La voyance suscite souvent curiosité et espoir, surtout chez les jeunes qui cherchent des réponses à leurs questions sur l’avenir, les relations ou leurs choix de vie. Pourtant, en tant que praticien de la voyance, je choisis de ne pas faire de consultations avec des mineurs. Cette décision repose sur des raisons d’éthique solides, liées à la protection des jeunes et à la responsabilité que j’ai envers eux.




Dans ce post de blog, je souhaite expliquer pourquoi je refuse ces consultations, en partageant mon point de vue et les enjeux qui entourent cette pratique.


Pourquoi les mineurs sont particulièrement vulnérables


Les mineurs, par définition, sont des personnes en cours de développement, tant sur le plan physique que psychologique. Leur capacité à prendre du recul, à analyser une situation ou à gérer des émotions complexes est souvent limitée. Cela les rend plus sensibles aux influences extérieures, y compris celles liées à la voyance.


  • Manque d’expérience

Les jeunes n’ont pas encore accumulé assez d’expérience de vie pour interpréter correctement des messages ou des prédictions. Ils peuvent facilement mal comprendre ou exagérer ce qu’ils entendent.


  • Recherche de repères

À l’adolescence, beaucoup cherchent des repères pour se construire. La voyance peut apparaître comme une solution rapide, mais elle ne remplace pas un accompagnement adapté, comme celui d’un adulte de confiance ou d’un professionnel de santé mentale.


  • Risque d’angoisse ou de dépendance

Une consultation mal encadrée peut générer de l’angoisse, surtout si les prédictions sont négatives ou floues. Certains jeunes peuvent aussi devenir dépendants de la voyance, cherchant constamment des réponses à leurs doutes, ce qui n’est pas sain.


Les limites éthiques de la voyance avec les mineurs


En tant que voyant, j’ai une responsabilité morale importante. La voyance n’est pas un jeu, ni un simple divertissement. Elle touche à des questions profondes, parfois intimes, qui demandent un cadre clair et respectueux.


  • Consentement éclairé

Un mineur ne peut pas toujours donner un consentement pleinement éclairé. Il peut ne pas comprendre les implications d’une consultation ou ne pas être en mesure de gérer les informations reçues.


  • Confidentialité et protection

La confidentialité est essentielle, mais avec un mineur, il faut aussi penser à la protection. Parfois, il est nécessaire d’informer un adulte responsable si une situation préoccupante est révélée, ce qui complique la confidentialité.


  • Respect des lois

Dans plusieurs pays, la consultation de voyance pour les mineurs est encadrée ou déconseillée par la loi. Respecter ces règles est une marque de professionnalisme et de respect envers les jeunes.


Exemples concrets de situations problématiques


Pour illustrer ces points, voici quelques exemples que j’ai pu observer ou dont j’ai entendu parler dans le milieu de la voyance.


  • Un adolescent inquiet pour son avenir scolaire

Il consulte un voyant qui lui prédit un échec.
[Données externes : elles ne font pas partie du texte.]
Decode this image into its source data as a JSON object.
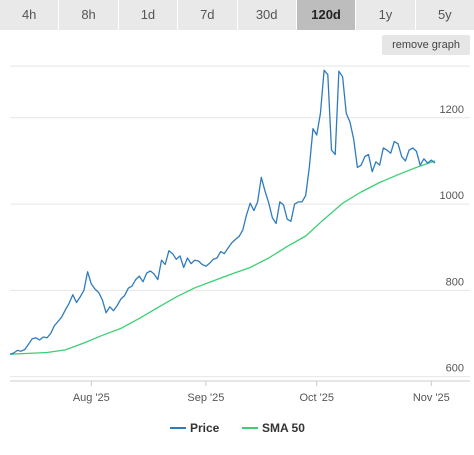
{
  "timeframes": {
    "items": [
      "4h",
      "8h",
      "1d",
      "7d",
      "30d",
      "120d",
      "1y",
      "5y"
    ],
    "active": "120d"
  },
  "actions": {
    "remove_graph": "remove graph"
  },
  "colors": {
    "price": "#2f7bbd",
    "sma": "#3ccf73"
  },
  "chart_data": {
    "type": "line",
    "title": "",
    "xlabel": "",
    "ylabel": "",
    "ylim": [
      590,
      1320
    ],
    "y_ticks": [
      600,
      800,
      1000,
      1200
    ],
    "x_ticks": [
      {
        "day": 22,
        "label": "Aug '25"
      },
      {
        "day": 53,
        "label": "Sep '25"
      },
      {
        "day": 83,
        "label": "Oct '25"
      },
      {
        "day": 114,
        "label": "Nov '25"
      }
    ],
    "grid": true,
    "legend_position": "bottom-center",
    "series": [
      {
        "name": "Price",
        "x": [
          0,
          1,
          2,
          3,
          4,
          5,
          6,
          7,
          8,
          9,
          10,
          11,
          12,
          13,
          14,
          15,
          16,
          17,
          18,
          19,
          20,
          21,
          22,
          23,
          24,
          25,
          26,
          27,
          28,
          29,
          30,
          31,
          32,
          33,
          34,
          35,
          36,
          37,
          38,
          39,
          40,
          41,
          42,
          43,
          44,
          45,
          46,
          47,
          48,
          49,
          50,
          51,
          52,
          53,
          54,
          55,
          56,
          57,
          58,
          59,
          60,
          61,
          62,
          63,
          64,
          65,
          66,
          67,
          68,
          69,
          70,
          71,
          72,
          73,
          74,
          75,
          76,
          77,
          78,
          79,
          80,
          81,
          82,
          83,
          84,
          85,
          86,
          87,
          88,
          89,
          90,
          91,
          92,
          93,
          94,
          95,
          96,
          97,
          98,
          99,
          100,
          101,
          102,
          103,
          104,
          105,
          106,
          107,
          108,
          109,
          110,
          111,
          112,
          113,
          114,
          115
        ],
        "values": [
          652,
          655,
          661,
          659,
          663,
          675,
          688,
          690,
          685,
          692,
          690,
          700,
          718,
          728,
          738,
          755,
          770,
          790,
          772,
          785,
          800,
          843,
          815,
          803,
          795,
          778,
          748,
          762,
          753,
          765,
          780,
          788,
          805,
          810,
          825,
          833,
          820,
          840,
          845,
          838,
          825,
          870,
          860,
          892,
          885,
          872,
          880,
          853,
          875,
          862,
          870,
          868,
          860,
          856,
          863,
          872,
          875,
          890,
          885,
          898,
          910,
          918,
          925,
          940,
          975,
          1002,
          985,
          1005,
          1062,
          1030,
          1003,
          968,
          955,
          1005,
          998,
          965,
          960,
          1000,
          1005,
          1005,
          1020,
          1085,
          1175,
          1160,
          1210,
          1310,
          1300,
          1125,
          1115,
          1308,
          1295,
          1210,
          1190,
          1150,
          1085,
          1090,
          1110,
          1115,
          1075,
          1098,
          1090,
          1130,
          1125,
          1118,
          1145,
          1140,
          1110,
          1100,
          1125,
          1130,
          1122,
          1090,
          1105,
          1095,
          1102,
          1095
        ],
        "color": "#2f7bbd"
      },
      {
        "name": "SMA 50",
        "x": [
          0,
          5,
          10,
          15,
          20,
          25,
          30,
          35,
          40,
          45,
          50,
          55,
          60,
          65,
          70,
          75,
          80,
          85,
          90,
          95,
          100,
          105,
          110,
          115
        ],
        "values": [
          652,
          654,
          656,
          662,
          678,
          696,
          712,
          735,
          760,
          785,
          806,
          822,
          838,
          853,
          875,
          902,
          926,
          965,
          1002,
          1028,
          1050,
          1068,
          1085,
          1100
        ],
        "color": "#3ccf73"
      }
    ]
  }
}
Cette prédiction, mal expliquée, le décourage complètement, alors qu’il aurait pu bénéficier d’un soutien scolaire ou d’un conseil d’orientation.


  • Une jeune fille en quête d’amour

Elle reçoit des messages contradictoires sur sa vie sentimentale. Elle devient obsédée par ces prédictions, au point de négliger ses études et ses relations réelles.


  • Un garçon confronté à des problèmes familiaux

Il espère que la voyance lui apportera des solutions magiques. En réalité, il a besoin d’un accompagnement psychologique ou social, que la voyance ne peut pas remplacer.


Ces exemples montrent que la voyance, sans cadre ni accompagnement adapté, peut parfois faire plus de mal que de bien.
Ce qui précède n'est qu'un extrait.